With the partial lockdown during November, the German economy will almost certainly see another negative quarter, even in an optimistic scenario where restrictions succeed in squashing new infections and will be completely abolished by the end of November, according to Deutsche Bank.

Coronavirus cases continue rising in the northern hemisphere and governments are waiting for recent measures to flatten the curve. EUR/USD remains under pressure below 1.17.

Key quotes

“Dampened by COVID-19, but empty government coffers might soon drive up state-administered prices. While the pandemic has for now lowered inflation significantly, potential price-increasing effects could come from higher administered prices.”

“The number of patients in intensive care and hospital capacity is just as important as the number of new infections. We estimate that 400,000 acutely infected patients are the limit for intensive care units.”

“Despite the corporate sector’s improved resilience and favourable financing conditions, insolvencies will rise once the bankruptcy waiver is completely lifted. With loan loss provisions possibly tripling, the banking industry will probably record a net loss this year.”

“Global car demand is recovering, courtesy of China.

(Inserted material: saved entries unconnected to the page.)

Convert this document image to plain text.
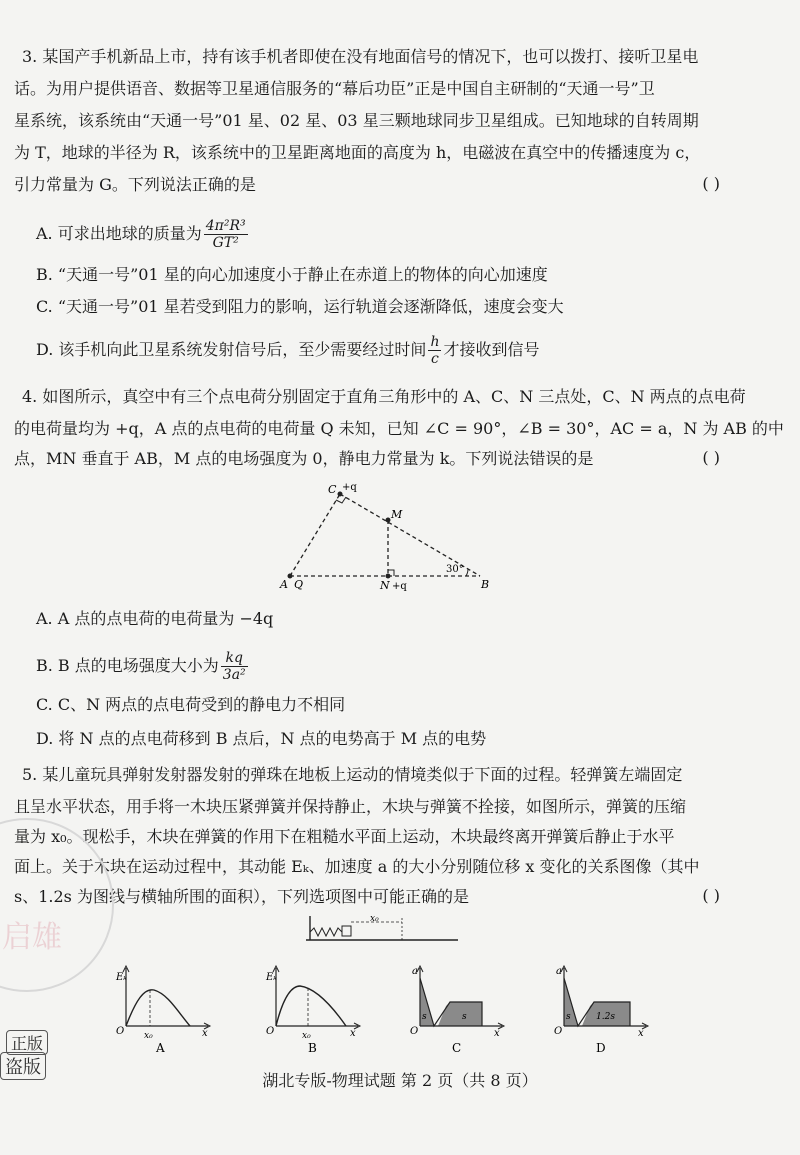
3. 某国产手机新品上市，持有该手机者即使在没有地面信号的情况下，也可以拨打、接听卫星电
话。为用户提供语音、数据等卫星通信服务的“幕后功臣”正是中国自主研制的“天通一号”卫
星系统，该系统由“天通一号”01 星、02 星、03 星三颗地球同步卫星组成。已知地球的自转周期
为 T，地球的半径为 R，该系统中的卫星距离地面的高度为 h，电磁波在真空中的传播速度为 c，
引力常量为 G。下列说法正确的是	( )
A. 可求出地球的质量为 $\frac{\text{4π²R³}}{\text{GT²}}$
B. “天通一号”01 星的向心加速度小于静止在赤道上的物体的向心加速度
C. “天通一号”01 星若受到阻力的影响，运行轨道会逐渐降低，速度会变大
D. 该手机向此卫星系统发射信号后，至少需要经过时间 $\frac{h}{c}$ 才接收到信号
4. 如图所示，真空中有三个点电荷分别固定于直角三角形中的 A、C、N 三点处，C、N 两点的点电荷
的电荷量均为 +q，A 点的点电荷的电荷量 Q 未知，已知 ∠C = 90°，∠B = 30°，AC = a，N 为 AB 的中
点，MN 垂直于 AB，M 点的电场强度为 0，静电力常量为 k。下列说法错误的是	( )
C +q
M
A Q	N +q	B
30°
A. A 点的点电荷的电荷量为 −4q
B. B 点的电场强度大小为 $\frac{kq}{\text{3a²}}$
C. C、N 两点的点电荷受到的静电力不相同
D. 将 N 点的点电荷移到 B 点后，N 点的电势高于 M 点的电势
5. 某儿童玩具弹射发射器发射的弹珠在地板上运动的情境类似于下面的过程。轻弹簧左端固定
且呈水平状态，用手将一木块压紧弹簧并保持静止，木块与弹簧不拴接，如图所示，弹簧的压缩
量为 x₀。现松手，木块在弹簧的作用下在粗糙水平面上运动，木块最终离开弹簧后静止于水平
面上。关于木块在运动过程中，其动能 Eₖ、加速度 a 的大小分别随位移 x 变化的关系图像（其中
s、1.2s 为图线与横轴所围的面积），下列选项图中可能正确的是	( )
x₀
Eₖ
O x₀	x
A
Eₖ
O	x₀	x
B
a
O
s	s
x
C
a
O
s	1.2s
x
D
启雄
正版
盗版
湖北专版-物理试题 第 2 页（共 8 页）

But surging COVID-19 infections in the EU and the US will hit sales in the next few months. German car production should decline by 25% in 2020.”

“Global production in the construction sector was back at the pre-COVID level in summer. The recent surge of infections in the northern hemisphere weighs on the outlook over the winter.”

“The EU is working towards a better coordination of the national COVID-19 policies. This should prevent renewed border closures at least for goods and labour.”